The seriousness of chronic venous disease: A review of real-world evidence.

Davies AH.

Abstract:
Chronic venous disease (CVD) is a prevalent condition that tends to worsen with age. Patients initially seek treatment to relieve symptoms of leg pain, discomfort, heaviness and swelling, all of which impact their quality of life. As the disease increases in severity to include varicose veins, skin changes, and venous ulcer, the demand for treatment increases while the quality of life further diminishes. The prevalence of CVD is highest in Western countries where it already consumes up to 2% of healthcare budgets. With the aging of the global population, the prevalences of CVD and severe CVD are projected to increase substantially, foretelling unsustainably large increases in the healthcare resources and costs needed to treat CVD patients in the coming decades. Effective venoactive drug treatments and ablation procedures are available that provide symptom relief, improve quality of life, slow disease progression, and promote ulcer healing.
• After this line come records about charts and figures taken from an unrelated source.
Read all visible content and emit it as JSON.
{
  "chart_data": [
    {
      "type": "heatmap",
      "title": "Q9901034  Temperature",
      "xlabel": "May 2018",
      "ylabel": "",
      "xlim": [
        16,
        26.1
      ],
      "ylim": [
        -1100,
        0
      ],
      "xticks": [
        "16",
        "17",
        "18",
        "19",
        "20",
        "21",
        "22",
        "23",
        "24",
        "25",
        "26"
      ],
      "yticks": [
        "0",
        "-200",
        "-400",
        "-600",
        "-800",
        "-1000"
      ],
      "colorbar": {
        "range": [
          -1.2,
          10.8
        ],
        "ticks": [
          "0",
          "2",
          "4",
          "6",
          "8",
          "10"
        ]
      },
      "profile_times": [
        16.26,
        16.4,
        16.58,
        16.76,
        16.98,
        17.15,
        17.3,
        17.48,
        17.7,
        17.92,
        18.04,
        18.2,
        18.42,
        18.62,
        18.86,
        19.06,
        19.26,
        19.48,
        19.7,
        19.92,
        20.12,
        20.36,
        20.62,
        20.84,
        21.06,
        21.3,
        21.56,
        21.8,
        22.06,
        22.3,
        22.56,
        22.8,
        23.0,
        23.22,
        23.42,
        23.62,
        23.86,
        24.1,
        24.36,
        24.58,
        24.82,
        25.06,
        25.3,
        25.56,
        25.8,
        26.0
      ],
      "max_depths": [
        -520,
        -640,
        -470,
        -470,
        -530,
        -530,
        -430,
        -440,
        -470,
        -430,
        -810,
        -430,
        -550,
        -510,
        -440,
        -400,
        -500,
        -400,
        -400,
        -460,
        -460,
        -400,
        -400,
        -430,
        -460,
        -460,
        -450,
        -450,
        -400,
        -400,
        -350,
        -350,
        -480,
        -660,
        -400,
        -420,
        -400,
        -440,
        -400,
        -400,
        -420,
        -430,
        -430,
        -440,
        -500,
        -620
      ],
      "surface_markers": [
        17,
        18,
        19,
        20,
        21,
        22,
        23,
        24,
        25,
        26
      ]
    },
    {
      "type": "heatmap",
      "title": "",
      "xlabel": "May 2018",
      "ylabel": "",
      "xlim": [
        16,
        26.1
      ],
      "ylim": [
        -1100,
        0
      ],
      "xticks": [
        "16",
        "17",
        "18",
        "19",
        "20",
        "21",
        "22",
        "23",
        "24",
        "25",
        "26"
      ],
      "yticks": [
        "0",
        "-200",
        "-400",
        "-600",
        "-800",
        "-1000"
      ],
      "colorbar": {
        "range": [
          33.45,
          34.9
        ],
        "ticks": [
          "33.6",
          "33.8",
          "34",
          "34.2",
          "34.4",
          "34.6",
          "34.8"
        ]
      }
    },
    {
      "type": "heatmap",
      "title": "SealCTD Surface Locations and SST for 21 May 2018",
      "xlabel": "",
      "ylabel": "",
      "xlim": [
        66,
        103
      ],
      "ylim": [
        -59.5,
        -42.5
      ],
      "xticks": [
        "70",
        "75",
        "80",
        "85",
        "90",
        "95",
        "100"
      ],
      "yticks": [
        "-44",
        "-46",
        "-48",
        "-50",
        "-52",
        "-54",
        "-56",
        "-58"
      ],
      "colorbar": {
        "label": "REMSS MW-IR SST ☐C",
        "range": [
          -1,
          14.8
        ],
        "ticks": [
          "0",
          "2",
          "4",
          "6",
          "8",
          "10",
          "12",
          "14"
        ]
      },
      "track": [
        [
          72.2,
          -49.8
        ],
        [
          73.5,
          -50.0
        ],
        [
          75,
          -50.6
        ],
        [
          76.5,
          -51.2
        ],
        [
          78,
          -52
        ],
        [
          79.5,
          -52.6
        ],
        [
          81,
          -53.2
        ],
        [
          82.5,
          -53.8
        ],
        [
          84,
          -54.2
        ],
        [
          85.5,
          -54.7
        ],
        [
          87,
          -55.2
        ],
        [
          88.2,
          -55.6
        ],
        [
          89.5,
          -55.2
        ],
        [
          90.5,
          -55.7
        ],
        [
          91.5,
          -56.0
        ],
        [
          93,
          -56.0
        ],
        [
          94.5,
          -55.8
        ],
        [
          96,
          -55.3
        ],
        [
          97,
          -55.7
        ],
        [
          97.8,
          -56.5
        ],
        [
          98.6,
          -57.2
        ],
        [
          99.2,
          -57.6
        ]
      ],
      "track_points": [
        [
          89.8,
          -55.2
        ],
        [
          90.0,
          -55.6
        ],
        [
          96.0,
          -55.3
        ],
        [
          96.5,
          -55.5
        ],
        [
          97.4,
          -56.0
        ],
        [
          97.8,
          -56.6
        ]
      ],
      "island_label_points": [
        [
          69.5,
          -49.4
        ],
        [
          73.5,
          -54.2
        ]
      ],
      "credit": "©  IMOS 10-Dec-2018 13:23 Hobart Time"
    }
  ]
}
In addition, venoactive drug treatments may be highly cost-effective. However, there is evidence that physician awareness of CVD is suboptimal and that many patients with CVD are not being treated or referred to specialists according to established guidelines. To decrease this treatment gap and prevent unnecessary disease progression, international guidelines are available to help physicians consider CVD treatment options and refer patients when warranted. Improved disease awareness and appropriate early treatment may help reduce the coming burden of CVD.